How to import a public dataset in Keras?

Hi, can someone tell me how to import a public dataset (particularly, from Kaggle) using Keras without downloading it?
I would also like to know if it’s possible to combine different datasets (also from Kaggle) and how can I do that?

Hi @jincy-p-janardhanan , welcome to the DLS !

This is a tricky question. Tensorflow, Keras and other frameworks have a pre-defined list of datasets that you can directly use, specially while learning.

But, at least in the cases that I know of, when you use them, the dataset is downloaded to your machine and stored in a temp folder.
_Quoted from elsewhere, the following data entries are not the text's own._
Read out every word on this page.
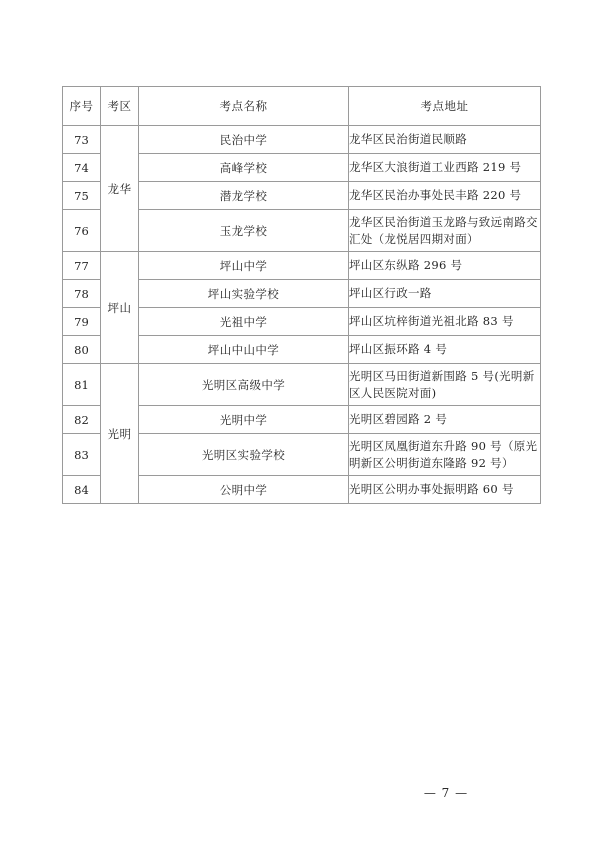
序号	考区	考点名称	考点地址
73	龙华	民治中学	龙华区民治街道民顺路
74		高峰学校	龙华区大浪街道工业西路 219 号
75		潜龙学校	龙华区民治办事处民丰路 220 号
76		玉龙学校	龙华区民治街道玉龙路与致远南路交汇处（龙悦居四期对面）
77	坪山	坪山中学	坪山区东纵路 296 号
78		坪山实验学校	坪山区行政一路
79		光祖中学	坪山区坑梓街道光祖北路 83 号
80		坪山中山中学	坪山区振环路 4 号
81	光明	光明区高级中学	光明区马田街道新围路 5 号(光明新区人民医院对面)
82		光明中学	光明区碧园路 2 号
83		光明区实验学校	光明区凤凰街道东升路 90 号（原光明新区公明街道东隆路 92 号）
84		公明中学	光明区公明办事处振明路 60 号
— 7 —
This is an example that uses the MNIST dataset:

import tensorflow as tf

mnist = tf.keras.datasets.mnist

(x_train, y_train),(x_test, y_test) = mnist.load_data()
x_train, x_test = x_train / 255.0, x_test / 255.0

model = tf.keras.models.Sequential([
  tf.keras.layers.Flatten(input_shape=(28, 28)),
  tf.keras.layers.Dense(512, activation=tf.nn.relu),
  tf.keras.layers.Dropout(0.2),
  tf.keras.layers.Dense(10, activation=tf.nn.softmax)
])

model.compile(optimizer='adam',
              loss='sparse_categorical_crossentropy',
              metrics=['accuracy'])

model.fit(x_train, y_train, epochs=5)
model.evaluate(x_test, y_test)

And for combining datasets, as far as I know, you will have to manually download and merge them, either by programming something maybe with the Pandas library, using a custom application or the good old command like tools like sed, awk, sort, etc.

1 Like

Thank you for the update. I was wondering if there’s a way to collaborate with some friends online and work on the same dataset to build a model.

Turns out all I needed was Colab and google drive… lol, silly me!

Hey @jincy-p-janardhanan that’s great !! glad to hear that you found a solution !!